Escalator out, MRI machine in
Converting a Sears into a top-notch, 21st century medical facility doesn’t come without some challenges, said Keith Taylor, Associate Director of Ambulatory Space Planning for UT Southwestern. For instance, the escalator, which smoothly carried shoppers up from the appliance and electronics section so they could browse in the shoe department, had to go – motor, chains, metal steps, and all.
So did pretty much everything else.
“We removed almost everything between the four walls and essentially took the structure down to the studs,” Taylor said. That included eliminating the garden and automotive centers because UTSW needed only about 150,000 square feet and the Sears had 200,000.
All that space makes the mall anchor an attractive home for a medical facility. But the “big box” structure of Sears lacked one key ingredient for a patient-friendly environment: natural light.
“We ended up looking at three different ways to add natural light into the building,” said Gary Fitzjarrell, Senior Project Manager for Health System Affairs at UTSW, who was part of the team that worked with architecture firm Perkins + Will to create comfortable, empathetic spaces for patients throughout UTSW RedBird. “First, we put as many windows on the outside as we could, and some of the interior walls have what we call ‘clear stories,’ or glass, so you can see more light in the building.
“Finally, we added a courtyard that runs down the middle, separating the building into halves,” added Fitzjarrell. “It’s what we call the bamboo garden, and it should be quite peaceful for our patients.”
Construction crews also made the floors thicker in part of the building’s foundation to accommodate two heavy MRI machines – one that’s already installed and another that will be added next year.
But those few challenges are far outweighed by the benefits of retrofitting an existing structure.
UTSW saved time and money on construction – the project broke ground in October 2020 and will welcome its first patients in summer 2022. The two-story structure has room upstairs for Children’s Health, which is slated to move in next year and combine efforts with the UTSW Pediatric Group.
Reimagine RedBird will also give patients, as well UTSW employees, plenty of nearby options for new shops, restaurants, and entertainment. And for longtime residents, the revitalization of a historic part of their neighborhood should become a point of pride.
RedBird’s location, at the southern gateway to Dallas near U.S. 67 and I-20, is also ideal for UT Southwestern to deliver on its mission of providing access to groundbreaking research and excellence in clinical care closer to home for new and existing patients.

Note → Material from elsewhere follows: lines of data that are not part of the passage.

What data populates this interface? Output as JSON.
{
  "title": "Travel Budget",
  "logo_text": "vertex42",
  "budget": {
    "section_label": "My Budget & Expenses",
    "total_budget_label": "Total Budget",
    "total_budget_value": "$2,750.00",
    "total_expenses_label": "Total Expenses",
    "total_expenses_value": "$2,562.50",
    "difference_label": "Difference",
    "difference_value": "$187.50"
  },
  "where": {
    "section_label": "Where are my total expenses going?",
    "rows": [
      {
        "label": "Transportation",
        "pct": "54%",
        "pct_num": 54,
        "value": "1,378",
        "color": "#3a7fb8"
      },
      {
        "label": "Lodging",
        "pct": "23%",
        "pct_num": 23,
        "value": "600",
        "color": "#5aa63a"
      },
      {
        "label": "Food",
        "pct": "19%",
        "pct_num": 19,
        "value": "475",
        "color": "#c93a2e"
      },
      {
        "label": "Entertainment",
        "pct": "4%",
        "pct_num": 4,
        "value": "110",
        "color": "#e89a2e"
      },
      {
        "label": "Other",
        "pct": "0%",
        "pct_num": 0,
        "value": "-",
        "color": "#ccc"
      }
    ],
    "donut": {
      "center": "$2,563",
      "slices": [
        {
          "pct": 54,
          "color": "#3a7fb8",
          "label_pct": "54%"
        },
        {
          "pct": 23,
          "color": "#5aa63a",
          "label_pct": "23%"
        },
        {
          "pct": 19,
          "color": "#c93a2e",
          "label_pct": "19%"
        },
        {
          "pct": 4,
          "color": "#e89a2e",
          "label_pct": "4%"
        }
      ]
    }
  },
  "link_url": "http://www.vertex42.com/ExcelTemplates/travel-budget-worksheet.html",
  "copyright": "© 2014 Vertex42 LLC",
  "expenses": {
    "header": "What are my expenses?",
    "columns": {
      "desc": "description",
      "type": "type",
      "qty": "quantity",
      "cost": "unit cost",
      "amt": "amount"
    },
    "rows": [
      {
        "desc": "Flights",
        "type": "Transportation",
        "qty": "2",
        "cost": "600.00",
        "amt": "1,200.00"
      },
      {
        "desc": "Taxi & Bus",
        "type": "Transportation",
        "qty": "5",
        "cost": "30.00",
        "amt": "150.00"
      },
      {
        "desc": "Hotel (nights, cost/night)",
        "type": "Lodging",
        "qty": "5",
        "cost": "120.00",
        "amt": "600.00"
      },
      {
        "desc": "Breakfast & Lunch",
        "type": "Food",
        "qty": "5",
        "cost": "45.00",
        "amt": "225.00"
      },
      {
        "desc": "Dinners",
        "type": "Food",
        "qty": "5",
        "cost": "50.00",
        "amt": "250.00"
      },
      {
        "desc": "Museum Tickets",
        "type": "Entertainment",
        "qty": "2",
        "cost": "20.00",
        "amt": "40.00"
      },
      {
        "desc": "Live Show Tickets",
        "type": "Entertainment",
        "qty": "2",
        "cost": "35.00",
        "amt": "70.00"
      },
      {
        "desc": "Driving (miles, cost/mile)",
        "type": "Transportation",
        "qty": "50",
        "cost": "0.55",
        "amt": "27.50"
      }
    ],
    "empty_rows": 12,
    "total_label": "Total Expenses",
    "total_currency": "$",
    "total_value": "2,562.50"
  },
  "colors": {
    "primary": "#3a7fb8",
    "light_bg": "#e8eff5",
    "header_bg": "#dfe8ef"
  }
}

“If we learned anything during the pandemic, it is that access to health care is inequitably distributed in our country, which has a huge impact on health outcomes,” said Mr. Brodsky. “UT Southwestern’s total commitment to providing medical services and a physical space that are second to none in southwest Dallas County sends a clear message to the community that UT Southwestern values it. And I believe that by providing convenient access to this level of health care in this area, it will change lives. And a community.”